Never in my wildest dreams did I expect to find a field placement that combined my desire to work with AYAs and my years of cancer and supportive care research so seamlessly. So here I am: seven months in, and even more excited to show up tomorrow than I was on day one. Why? Because each and every day, I get to meet new people who choose to open up and share their own genuine stories.

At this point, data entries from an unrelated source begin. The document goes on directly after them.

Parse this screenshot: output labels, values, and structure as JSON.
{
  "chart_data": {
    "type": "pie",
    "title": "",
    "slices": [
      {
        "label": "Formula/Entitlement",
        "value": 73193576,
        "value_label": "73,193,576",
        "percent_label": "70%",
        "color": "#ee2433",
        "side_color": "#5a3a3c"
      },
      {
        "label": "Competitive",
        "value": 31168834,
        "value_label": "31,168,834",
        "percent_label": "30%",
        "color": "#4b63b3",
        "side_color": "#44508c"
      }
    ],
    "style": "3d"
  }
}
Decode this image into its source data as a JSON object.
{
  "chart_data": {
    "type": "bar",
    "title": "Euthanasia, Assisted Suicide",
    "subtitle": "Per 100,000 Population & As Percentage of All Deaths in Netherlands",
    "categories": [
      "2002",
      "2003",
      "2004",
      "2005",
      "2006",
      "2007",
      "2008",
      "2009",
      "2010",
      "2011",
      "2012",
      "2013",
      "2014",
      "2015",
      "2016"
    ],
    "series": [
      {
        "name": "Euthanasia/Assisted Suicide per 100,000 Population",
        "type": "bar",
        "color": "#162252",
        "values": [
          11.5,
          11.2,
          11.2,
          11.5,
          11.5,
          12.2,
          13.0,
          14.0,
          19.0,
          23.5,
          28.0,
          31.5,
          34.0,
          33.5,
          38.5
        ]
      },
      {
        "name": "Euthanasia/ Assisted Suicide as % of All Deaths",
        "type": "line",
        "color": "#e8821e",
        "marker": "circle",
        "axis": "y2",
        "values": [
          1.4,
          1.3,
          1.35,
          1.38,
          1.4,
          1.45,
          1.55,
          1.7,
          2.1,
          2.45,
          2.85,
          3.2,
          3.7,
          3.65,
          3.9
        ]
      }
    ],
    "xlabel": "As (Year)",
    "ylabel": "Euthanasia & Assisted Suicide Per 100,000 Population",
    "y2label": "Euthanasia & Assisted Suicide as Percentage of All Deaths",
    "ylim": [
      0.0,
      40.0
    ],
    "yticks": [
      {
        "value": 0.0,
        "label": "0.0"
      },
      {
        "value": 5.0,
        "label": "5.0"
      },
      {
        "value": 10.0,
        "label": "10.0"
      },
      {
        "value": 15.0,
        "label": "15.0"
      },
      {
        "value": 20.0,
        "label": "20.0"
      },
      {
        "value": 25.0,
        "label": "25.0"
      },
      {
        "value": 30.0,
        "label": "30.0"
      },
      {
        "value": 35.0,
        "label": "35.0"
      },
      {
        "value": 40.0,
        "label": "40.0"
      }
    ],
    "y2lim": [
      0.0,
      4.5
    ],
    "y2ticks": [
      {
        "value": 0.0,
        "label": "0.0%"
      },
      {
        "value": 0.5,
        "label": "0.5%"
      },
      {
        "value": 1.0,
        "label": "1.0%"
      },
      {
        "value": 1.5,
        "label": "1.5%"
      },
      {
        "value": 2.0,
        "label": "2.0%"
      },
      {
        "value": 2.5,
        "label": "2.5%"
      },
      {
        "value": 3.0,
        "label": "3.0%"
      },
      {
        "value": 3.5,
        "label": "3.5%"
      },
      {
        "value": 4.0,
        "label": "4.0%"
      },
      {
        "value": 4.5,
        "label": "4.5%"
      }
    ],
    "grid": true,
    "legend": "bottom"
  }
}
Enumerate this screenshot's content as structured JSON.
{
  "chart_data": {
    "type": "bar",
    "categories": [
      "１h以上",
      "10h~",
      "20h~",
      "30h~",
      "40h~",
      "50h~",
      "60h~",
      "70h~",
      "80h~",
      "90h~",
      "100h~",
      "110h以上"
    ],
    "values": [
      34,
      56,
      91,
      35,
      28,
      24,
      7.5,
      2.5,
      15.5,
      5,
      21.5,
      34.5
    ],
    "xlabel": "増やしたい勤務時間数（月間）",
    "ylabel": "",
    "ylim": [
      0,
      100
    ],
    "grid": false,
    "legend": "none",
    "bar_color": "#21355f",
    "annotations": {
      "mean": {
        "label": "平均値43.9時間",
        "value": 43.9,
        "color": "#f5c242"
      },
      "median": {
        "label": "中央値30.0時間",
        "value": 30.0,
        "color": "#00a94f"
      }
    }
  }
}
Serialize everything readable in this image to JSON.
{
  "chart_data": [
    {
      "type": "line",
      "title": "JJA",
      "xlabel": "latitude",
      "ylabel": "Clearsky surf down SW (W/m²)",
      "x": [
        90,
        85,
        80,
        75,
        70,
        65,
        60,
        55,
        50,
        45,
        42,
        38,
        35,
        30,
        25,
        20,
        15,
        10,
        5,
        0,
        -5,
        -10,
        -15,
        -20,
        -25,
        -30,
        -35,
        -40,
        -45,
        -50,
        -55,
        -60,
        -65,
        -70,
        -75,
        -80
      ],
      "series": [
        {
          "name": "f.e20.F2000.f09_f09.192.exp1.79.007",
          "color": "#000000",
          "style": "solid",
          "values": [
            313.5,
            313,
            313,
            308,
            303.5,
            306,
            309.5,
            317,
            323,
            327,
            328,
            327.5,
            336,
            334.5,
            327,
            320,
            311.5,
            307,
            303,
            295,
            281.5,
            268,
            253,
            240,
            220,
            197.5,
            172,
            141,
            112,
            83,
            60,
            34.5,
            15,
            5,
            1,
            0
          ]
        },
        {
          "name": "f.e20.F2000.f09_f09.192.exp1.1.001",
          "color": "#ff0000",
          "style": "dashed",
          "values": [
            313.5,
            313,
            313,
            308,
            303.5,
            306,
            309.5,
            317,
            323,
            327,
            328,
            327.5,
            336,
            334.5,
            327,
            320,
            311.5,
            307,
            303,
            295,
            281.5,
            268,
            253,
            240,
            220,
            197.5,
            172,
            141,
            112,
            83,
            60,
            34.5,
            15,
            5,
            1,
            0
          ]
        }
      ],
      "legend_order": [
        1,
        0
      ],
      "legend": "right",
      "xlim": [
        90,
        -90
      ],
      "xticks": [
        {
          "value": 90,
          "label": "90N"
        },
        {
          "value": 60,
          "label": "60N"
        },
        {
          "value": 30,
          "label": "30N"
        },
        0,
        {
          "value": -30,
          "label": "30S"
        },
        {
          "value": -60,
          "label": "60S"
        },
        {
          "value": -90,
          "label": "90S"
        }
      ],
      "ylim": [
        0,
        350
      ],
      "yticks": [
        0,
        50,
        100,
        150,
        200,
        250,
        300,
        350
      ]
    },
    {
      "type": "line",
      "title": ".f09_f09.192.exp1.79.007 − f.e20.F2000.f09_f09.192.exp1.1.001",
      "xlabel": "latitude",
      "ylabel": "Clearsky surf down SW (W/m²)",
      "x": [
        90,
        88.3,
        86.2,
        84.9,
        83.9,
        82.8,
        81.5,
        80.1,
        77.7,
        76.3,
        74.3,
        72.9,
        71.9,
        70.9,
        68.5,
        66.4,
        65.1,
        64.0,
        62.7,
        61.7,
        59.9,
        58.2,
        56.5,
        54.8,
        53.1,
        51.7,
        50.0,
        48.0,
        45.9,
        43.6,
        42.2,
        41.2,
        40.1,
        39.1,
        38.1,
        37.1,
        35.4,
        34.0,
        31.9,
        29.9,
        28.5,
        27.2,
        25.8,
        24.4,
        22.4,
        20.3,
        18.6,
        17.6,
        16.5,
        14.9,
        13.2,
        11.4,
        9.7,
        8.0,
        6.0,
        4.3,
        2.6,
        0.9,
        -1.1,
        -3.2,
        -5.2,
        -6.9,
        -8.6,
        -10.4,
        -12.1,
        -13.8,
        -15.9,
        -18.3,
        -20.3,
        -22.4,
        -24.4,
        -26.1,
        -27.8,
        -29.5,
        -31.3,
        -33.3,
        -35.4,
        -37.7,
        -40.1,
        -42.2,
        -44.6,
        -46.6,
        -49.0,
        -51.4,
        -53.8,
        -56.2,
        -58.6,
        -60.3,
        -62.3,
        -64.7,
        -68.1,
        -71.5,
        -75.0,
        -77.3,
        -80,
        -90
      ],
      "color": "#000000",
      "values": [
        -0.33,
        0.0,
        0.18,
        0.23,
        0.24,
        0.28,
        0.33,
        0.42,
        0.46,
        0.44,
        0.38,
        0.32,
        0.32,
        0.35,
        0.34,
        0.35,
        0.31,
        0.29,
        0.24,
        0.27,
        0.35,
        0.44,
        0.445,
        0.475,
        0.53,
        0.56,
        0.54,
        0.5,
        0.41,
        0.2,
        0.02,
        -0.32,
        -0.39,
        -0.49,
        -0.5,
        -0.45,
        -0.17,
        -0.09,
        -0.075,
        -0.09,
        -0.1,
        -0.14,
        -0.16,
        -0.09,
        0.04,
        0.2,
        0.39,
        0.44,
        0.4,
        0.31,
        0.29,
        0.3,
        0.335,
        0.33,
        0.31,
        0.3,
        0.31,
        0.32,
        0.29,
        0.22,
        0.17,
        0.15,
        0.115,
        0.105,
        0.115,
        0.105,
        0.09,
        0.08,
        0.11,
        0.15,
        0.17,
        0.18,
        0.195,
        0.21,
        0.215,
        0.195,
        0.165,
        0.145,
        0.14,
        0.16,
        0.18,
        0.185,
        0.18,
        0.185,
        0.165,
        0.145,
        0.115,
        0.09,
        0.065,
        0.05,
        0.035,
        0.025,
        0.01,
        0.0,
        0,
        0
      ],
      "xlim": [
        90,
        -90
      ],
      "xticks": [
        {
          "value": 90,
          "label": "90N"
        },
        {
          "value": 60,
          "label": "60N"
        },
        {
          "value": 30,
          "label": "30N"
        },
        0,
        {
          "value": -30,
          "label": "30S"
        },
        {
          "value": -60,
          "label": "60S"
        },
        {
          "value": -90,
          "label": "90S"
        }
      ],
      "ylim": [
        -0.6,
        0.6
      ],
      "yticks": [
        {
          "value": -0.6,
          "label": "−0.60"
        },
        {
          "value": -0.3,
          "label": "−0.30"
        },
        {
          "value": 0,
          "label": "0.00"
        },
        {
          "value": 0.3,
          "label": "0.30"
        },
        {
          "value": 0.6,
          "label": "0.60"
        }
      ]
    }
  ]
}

When I enter a patient’s room, I never know what to expect. We meet people on their good days, and their really, really terrible/scary/lonely/frustrating/hard days. But when I say goodbye, I always leave knowing a little bit more about the hip-hop dancer, the veteran, the nature lover, the photographer, or the beat boxer who sits on the other side of that door. I leave hopeful that we can collaborate to come up with a way for her to maintain her identity throughout her treatment.
Back in the office, Lauren and I spend a lot of time exploring ways to turn our patients’ diverse interests into innovative advances in the way providers care for AYA cancer patients at UNC. Sometimes this takes the form of connecting people with existing resources or overseeing program development; other times it means advocating for a patient’s voice to be heard, or planning events that help foster a sense of community. It also means expanding the research base so that providers across the country and around the world can better understand how to adequately support this unique population. One project I’m particularly excited about is examing the positive affects that massage therapy has on our AYA patients at UNC.
I’m so grateful for my time spent at UNC. I learn from our patients every day. And in case you’re still curious about the answer to my initial question: YES! Thanks to the ongoing support of the amazing community that powers the Be Loud! Sophie Foundation, this IS a real job.